Termination of employment for our refusal to provide a doctor’s note will give rise to a wrongful dismissal claim, and depends on many factors. For instance, length of service, age of employee, position of employee, availability of similar employment, and experience of employee, amongst others.
Employers will be found negligent if they terminate employment without first accommodating the employee with disability to the extent that it will not cause undue hardship, and that termination is seen as a failure by the employer to meet its human rights obligations.

Best Practices for Dealing with Doctors’ Notes in the Workplace

Best practices for documentation
Keep a record of the request for and submission of the doctor’s note and any conversations you may have had with the employee on the same. Although the document is an employee’s health information and should be kept in a separate place from the employee’s normal personnel file, it is the employer’s responsibility to show it had a legitimate business need to obtain the note. This generally means documenting the dates/duration of the absence and the reason for the absence (i.e. follow up visit, testing, etc.).
Maintain compliance
Be sure you are aware of, and complying with both the state and federal laws regarding leave for your employees. In addition to which leave law applies to your workplace, be certain that the form of disability management you use does not violate any workplace laws.
Be respectful
When asking for a doctor’s note, do so with respect to the employee and considerations of the employee’s privacy.

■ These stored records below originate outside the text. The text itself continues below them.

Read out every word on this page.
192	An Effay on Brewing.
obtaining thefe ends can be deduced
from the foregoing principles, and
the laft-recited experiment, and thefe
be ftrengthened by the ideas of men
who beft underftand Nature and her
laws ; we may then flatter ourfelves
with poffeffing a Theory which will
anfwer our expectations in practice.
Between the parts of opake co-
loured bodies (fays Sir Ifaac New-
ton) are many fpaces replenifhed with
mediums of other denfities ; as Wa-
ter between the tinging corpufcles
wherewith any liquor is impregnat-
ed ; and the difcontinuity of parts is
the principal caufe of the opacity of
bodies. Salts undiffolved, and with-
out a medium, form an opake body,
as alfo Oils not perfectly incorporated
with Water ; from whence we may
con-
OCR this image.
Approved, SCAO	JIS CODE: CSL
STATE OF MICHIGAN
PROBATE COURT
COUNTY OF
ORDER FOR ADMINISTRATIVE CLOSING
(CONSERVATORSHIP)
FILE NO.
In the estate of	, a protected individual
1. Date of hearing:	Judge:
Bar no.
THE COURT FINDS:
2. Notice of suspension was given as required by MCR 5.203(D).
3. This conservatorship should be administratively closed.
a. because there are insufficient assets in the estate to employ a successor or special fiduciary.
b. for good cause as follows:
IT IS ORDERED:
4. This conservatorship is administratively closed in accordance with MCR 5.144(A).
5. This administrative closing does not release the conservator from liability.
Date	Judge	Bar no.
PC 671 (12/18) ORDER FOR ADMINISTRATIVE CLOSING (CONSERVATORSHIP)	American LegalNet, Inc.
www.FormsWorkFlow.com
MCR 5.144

In addition, refer to the note as simply a doctor’s note or an excuse note, rather than a "doctor’s excuse." The latter has a negative connotation. Both terms communicate the same essential information, while the former is respectful and the latter carries the connotation that the employee is doing something negative.

Recent Developments and Trends

Over the last several years, there has been a concerted effort by several states to enact laws regulating the use of doctors’ notes for work. In particular, several states have enacted laws easing restrictions on when an employer may request a note or prohibiting certain employers (i.e., schools or daycares) from requesting a note. This is part of a growing trend at the state level to make it easier for employees to exercise their right to sick leave under state law (e.g., paid sick leave laws). However, the COVID-19 pandemic over the last few years has acted as a countervailing force, with widespread public health concerns about contagious illness resulting in a greater demand for notes from employees that wouldn’t otherwise be observed.
For example, in recent years, the following states have passed sick leave laws that apply to both private and governmental employers, removing the rule limiting the frequency with which employers may require a doctor’s note, while effectively permitting an employee to use sick leave for "safe leave" (i.e . , to provide care for a family member facing a serious medical condition, to eliminate an existing health condition, or to access other health care services or a self-care purpose or preventative care):

  • California
  • Colorado
  • District of Columbia
  • Oregon
  • Vermont
  • Washington
  • Jackson, Mississippi

By contrast, even during times when many workers were sick with COVID-19, the Centers for Disease Control and Prevention ("CDC") was recommending that employees not be required to present a doctor’s note to verify the need for sick leave or to return to work. On September 17, 2021, the CDC further explained that vaccination against COVID-19 was effective at preventing infections, recommending that to protect unvaccinated employees, all employers (whether public or private) "should consider requiring their employees to be vaccinated against COVID-19 to protect their own health and their coworkers’ health." While the CDC did not mention doctors’ notes in the context of vaccination, an employee unable to work due to getting vaccinated would need a note from their doctor or a note indicating the employer’s policy may be to overburden employees with having to procure notes.